Miranda then says that Primary Industries Minister Ian Macdonald's warning for swimmers to avoid going in the water at times when sharks are most active is "blaming the victim." Indeed. It's a lot like when people say that if a woman goes nightclubbing in a short skirt or low-cut top, it's her own fault if a shark eats her. When will we stop blaming the victim and start blaming the SHARKS? Why don't the sharks take some responsibility for their actions? No means no, sharks! If we say we don't want to be eaten, back off!
"We have been designed to swim and are at home in the water," says Miranda in her defence of humans' rights to swim in shark-infested waters. I'm not quite sure she's on such solid ground here, actually. I mean, a lot of humans LIKE it in the water, but to say we've "been designed" for it may be a stretch, mayn't it? We don't seem to be quite as well-designed to swim as, say, every water-dwelling animal on earth. We're not even as well-designed to swim as dogs. And we're probably more at home on land, really. Where our homes are. Especially when compared to sharks, who are "at home in the water" to quite a drastic extent, relatively speaking.
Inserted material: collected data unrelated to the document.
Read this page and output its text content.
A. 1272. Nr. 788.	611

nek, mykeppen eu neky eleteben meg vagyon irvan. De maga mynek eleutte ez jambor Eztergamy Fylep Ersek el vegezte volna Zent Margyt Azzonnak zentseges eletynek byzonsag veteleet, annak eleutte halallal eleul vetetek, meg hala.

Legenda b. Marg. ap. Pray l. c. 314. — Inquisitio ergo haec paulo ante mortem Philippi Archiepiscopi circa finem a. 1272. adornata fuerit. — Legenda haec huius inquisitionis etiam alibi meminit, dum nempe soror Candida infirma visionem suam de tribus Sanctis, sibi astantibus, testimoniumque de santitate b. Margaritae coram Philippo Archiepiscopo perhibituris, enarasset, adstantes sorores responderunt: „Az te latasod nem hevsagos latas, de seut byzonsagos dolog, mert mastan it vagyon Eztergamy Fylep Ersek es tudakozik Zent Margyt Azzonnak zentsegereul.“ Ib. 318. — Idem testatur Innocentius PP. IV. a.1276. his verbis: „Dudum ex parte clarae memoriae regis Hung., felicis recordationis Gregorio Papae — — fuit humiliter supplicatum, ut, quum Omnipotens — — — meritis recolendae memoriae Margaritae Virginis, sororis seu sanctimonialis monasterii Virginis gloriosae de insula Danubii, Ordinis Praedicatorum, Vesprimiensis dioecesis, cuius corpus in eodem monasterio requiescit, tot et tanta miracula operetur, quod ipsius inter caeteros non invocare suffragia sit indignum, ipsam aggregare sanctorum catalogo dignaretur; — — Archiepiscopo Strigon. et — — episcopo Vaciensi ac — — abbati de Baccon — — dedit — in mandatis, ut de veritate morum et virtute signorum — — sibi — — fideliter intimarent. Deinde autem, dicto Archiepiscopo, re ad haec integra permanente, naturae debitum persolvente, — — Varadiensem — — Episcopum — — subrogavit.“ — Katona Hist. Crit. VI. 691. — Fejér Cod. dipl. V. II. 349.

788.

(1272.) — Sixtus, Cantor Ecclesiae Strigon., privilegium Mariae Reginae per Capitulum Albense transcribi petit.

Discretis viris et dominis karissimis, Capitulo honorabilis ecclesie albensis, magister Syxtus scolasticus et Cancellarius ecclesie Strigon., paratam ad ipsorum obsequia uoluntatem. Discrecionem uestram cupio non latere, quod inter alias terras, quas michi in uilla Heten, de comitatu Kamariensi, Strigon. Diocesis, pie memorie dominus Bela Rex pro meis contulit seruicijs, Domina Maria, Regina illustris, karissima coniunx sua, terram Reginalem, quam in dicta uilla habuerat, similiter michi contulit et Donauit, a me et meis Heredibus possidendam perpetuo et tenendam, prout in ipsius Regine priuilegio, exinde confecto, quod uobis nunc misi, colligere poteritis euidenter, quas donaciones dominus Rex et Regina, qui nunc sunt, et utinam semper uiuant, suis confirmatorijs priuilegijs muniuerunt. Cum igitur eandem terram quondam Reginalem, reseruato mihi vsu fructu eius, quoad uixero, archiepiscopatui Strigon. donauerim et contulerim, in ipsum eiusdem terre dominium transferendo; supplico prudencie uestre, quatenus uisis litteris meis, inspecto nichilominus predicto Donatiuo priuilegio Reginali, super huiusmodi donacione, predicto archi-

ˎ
I don't think we're really at the top of the league table in terms of at-home-in-the-waterness.
Still, it's a worthwhile point to make. These sharks have gotten away with the unthinking following of their primal instincts for far too long. It's time to get tough on these vicious bastards. As Miranda says, "if it comes to a choice between a shark life and a human life there just should be no contest".
And if it comes to a choice between a shark life and a human finding somewhere else to swim...ah, but that's greenie thinkin'.